Remus tendit sa main vers le bandeau que Sirius approchait de ses yeux, bloquant doucement son geste.

 

— Ça veut dire que tu pars après ?

 

— J'en avais pas l'intention, dit-il avec un sourire.

 

Remus hocha simplement la tête, et lâcha le bandeau que Sirius vint déposer sur le haut de son visage avant de le sceller à l'arrière. Le froid fut surprenant et le fit frissonner. Cependant, la sensation sur ses tempes et son front n'était pas désagréable, au contraire.

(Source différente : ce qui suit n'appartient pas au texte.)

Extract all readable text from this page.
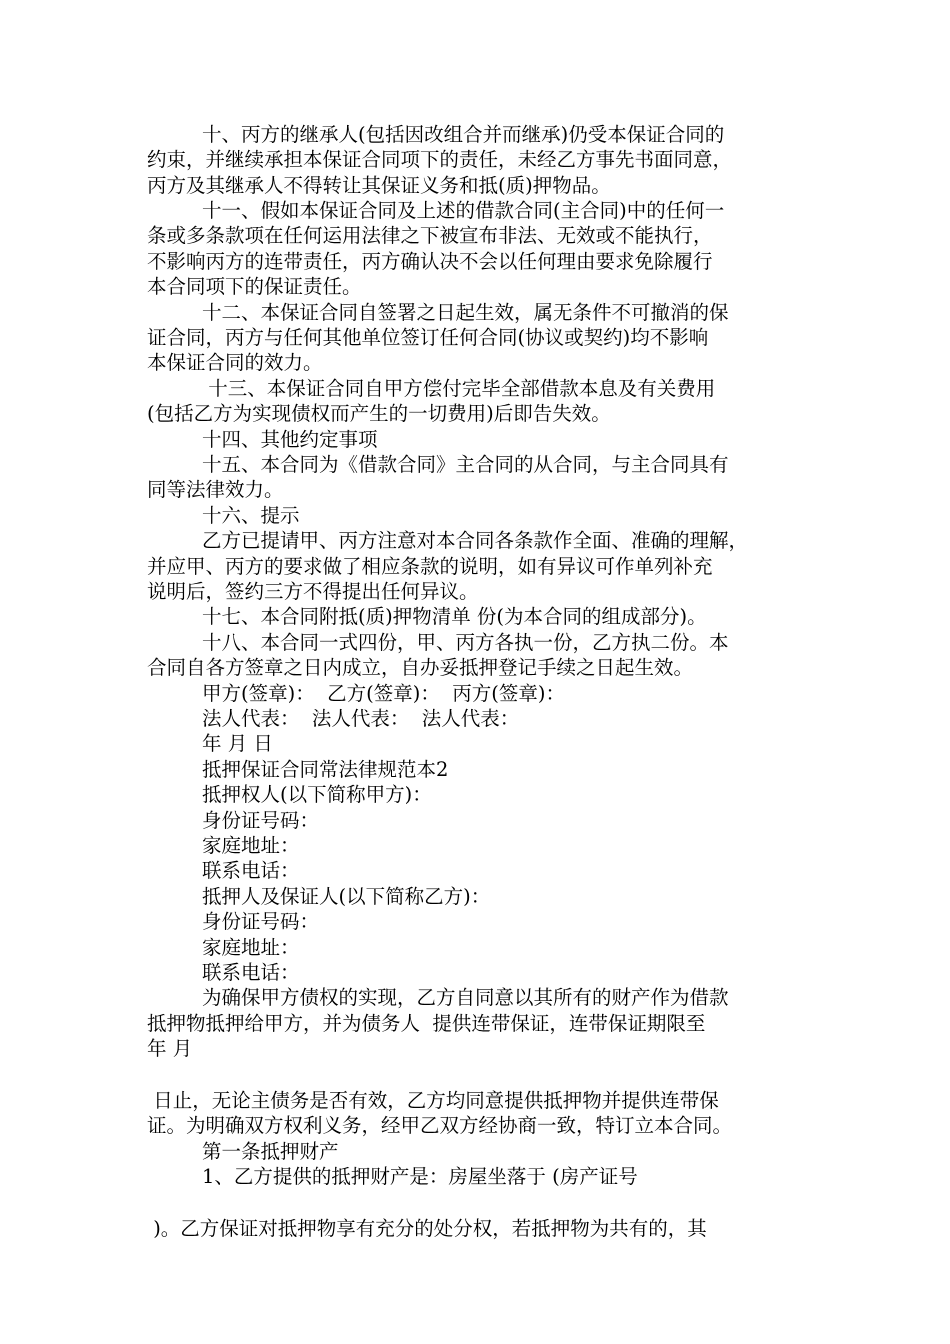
十、丙方的继承人(包括因改组合并而继承)仍受本保证合同的
约束，并继续承担本保证合同项下的责任，未经乙方事先书面同意，
丙方及其继承人不得转让其保证义务和抵(质)押物品。
十一、假如本保证合同及上述的借款合同(主合同)中的任何一
条或多条款项在任何运用法律之下被宣布非法、无效或不能执行，
不影响丙方的连带责任，丙方确认决不会以任何理由要求免除履行
本合同项下的保证责任。
十二、本保证合同自签署之日起生效，属无条件不可撤消的保
证合同，丙方与任何其他单位签订任何合同(协议或契约)均不影响
本保证合同的效力。
十三、本保证合同自甲方偿付完毕全部借款本息及有关费用
(包括乙方为实现债权而产生的一切费用)后即告失效。
十四、其他约定事项
十五、本合同为《借款合同》主合同的从合同，与主合同具有
同等法律效力。
十六、提示
乙方已提请甲、丙方注意对本合同各条款作全面、准确的理解，
并应甲、丙方的要求做了相应条款的说明，如有异议可作单列补充
说明后，签约三方不得提出任何异议。
十七、本合同附抵(质)押物清单 份(为本合同的组成部分)。
十八、本合同一式四份，甲、丙方各执一份，乙方执二份。本
合同自各方签章之日内成立，自办妥抵押登记手续之日起生效。
甲方(签章)：  乙方(签章)：  丙方(签章)：
法人代表：  法人代表：  法人代表：
年 月 日
抵押保证合同常法律规范本2
抵押权人(以下简称甲方)：
身份证号码：
家庭地址：
联系电话：
抵押人及保证人(以下简称乙方)：
身份证号码：
家庭地址：
联系电话：
为确保甲方债权的实现，乙方自同意以其所有的财产作为借款
抵押物抵押给甲方，并为债务人  提供连带保证，连带保证期限至
年 月
日止，无论主债务是否有效，乙方均同意提供抵押物并提供连带保
证。为明确双方权利义务，经甲乙双方经协商一致，特订立本合同。
第一条抵押财产
1、乙方提供的抵押财产是：房屋坐落于 (房产证号
)。乙方保证对抵押物享有充分的处分权，若抵押物为共有的，其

Il entendit Sirius retirer ses chaussures avant de sentir le matelas s'affaisser à côté de lui.

 

— Eurovision ? articula Remus

 

— On est des grands fans, mais tu verras ça demain. J'veux pas te gâcher la surprise de ce qui t'attend. 

 

— Où est-ce que tu habites, d'ailleurs ?

 

— À trois rues d'ici, Remus. 

 

— Tu te fiches de moi ? demanda-t-il en pivotant la tête vers lui bien que ce soit inutile, le bandeau lui bloquait la vue.

 

Le mouvement, inutile, lui aura provoqué une nouvelle nausée.

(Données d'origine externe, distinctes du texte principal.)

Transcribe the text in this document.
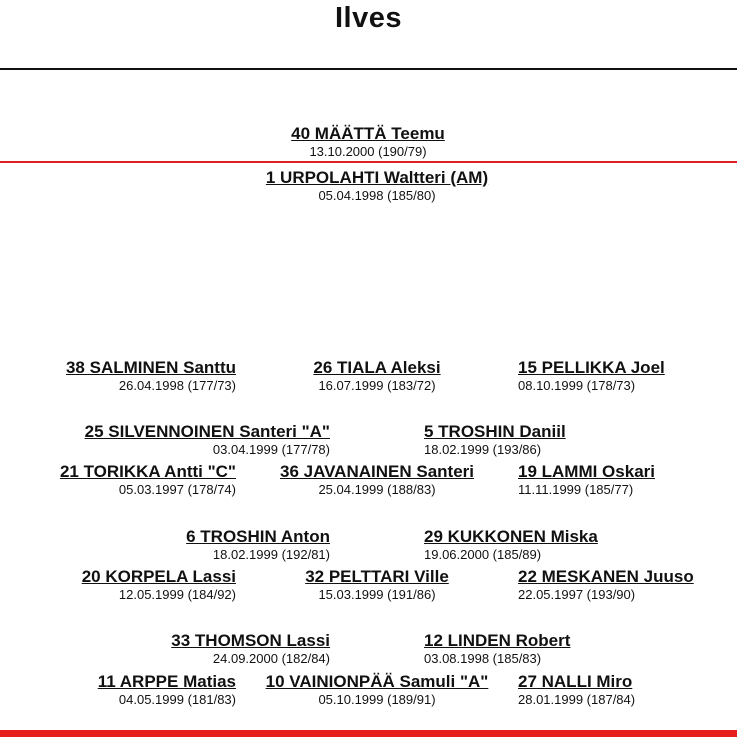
Ilves
40 MÄÄTTÄ Teemu
13.10.2000 (190/79)
1 URPOLAHTI Waltteri (AM)
05.04.1998 (185/80)
38 SALMINEN Santtu
26.04.1998 (177/73)
26 TIALA Aleksi
16.07.1999 (183/72)
15 PELLIKKA Joel
08.10.1999 (178/73)
25 SILVENNOINEN Santeri "A"
03.04.1999 (177/78)
5 TROSHIN Daniil
18.02.1999 (193/86)
21 TORIKKA Antti "C"
05.03.1997 (178/74)
36 JAVANAINEN Santeri
25.04.1999 (188/83)
19 LAMMI Oskari
11.11.1999 (185/77)
6 TROSHIN Anton
18.02.1999 (192/81)
29 KUKKONEN Miska
19.06.2000 (185/89)
20 KORPELA Lassi
12.05.1999 (184/92)
32 PELTTARI Ville
15.03.1999 (191/86)
22 MESKANEN Juuso
22.05.1997 (193/90)
33 THOMSON Lassi
24.09.2000 (182/84)
12 LINDEN Robert
03.08.1998 (185/83)
11 ARPPE Matias
04.05.1999 (181/83)
10 VAINIONPÄÄ Samuli "A"
05.10.1999 (189/91)
27 NALLI Miro
28.01.1999 (187/84)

Remus grimaça en s'enfonçant davantage sur son matelas.

 

— Non, rigola Sirius tout en glissant ses doigts dans les cheveux de Remus qui laissa sa tête reposer contre sa main. J'sais pas pourquoi on s'est pas croisés plus tôt, ne serait-ce qu'au café, au croisement de la rue en bas, ou... 

 

— Tu vas au café du bout de ma rue ?

 

— Tous les matins, c'est mon rituel avant le boulot.

 

— Ça me paraît fou...

 

— Ouais, j'crois que l'univers était pas prêt à ce qu'on se rencontre, rigola Sirius. 

 

— Si on s'était rencontrés ici, tu ne m'aurais pas adressé un regard. Là-bas, tu n'as pas eu trop le choix, rigola Remus donc la douleur contre ses tempes se dissipait doucement.

 

— C'est sûr que si t'avais débarqué avec ce truc sur la tête dans le café... 

 

— Hé... s'offusqua-t-il alors qu'il sentit Sirius pivoter sur le matelas, puis sa main caresser sa joue.

 

— J't'aurais remarqué n'importe où, Remus. Tu devrais essayer de dormir un peu.

 

Remus ouvrit la bouche mais sentit un doigt se poser doucement contre ses lèvres.

 

— Hé, n'argumente pas. Je reste là. 

 

***

 

Quand Remus se réveilla, il eut du mal à ouvrir ses yeux, sa vision était bloquée, puis quelque chose le gênait. Il porta sa main à ses yeux et tâtonna sur le masque en gel. Quelques secondes, le temps qu'il se souvienne de sa migraine, et de la venue de Sirius.

 

Sirius. 

 

Remus retira le masque, savoura la sensation de liberté qui se propageait sur son visage, puis tourna la tête. Dans l'obscurité, la silhouette de Sirius se distinguait. Le bruit de sa respiration avait quelque chose d'apaisant.

 

Sirius était resté, et Remus lutta pour ne pas le serrer fort contre lui. Il remonta le drap sur son corps, puis ferma de nouveau les yeux en esquissant un sourire. Sa migraine se faisait moins virulente, sa nausée s'était dissipée, ses pensées apaisées. Puis... Sirius était tout près.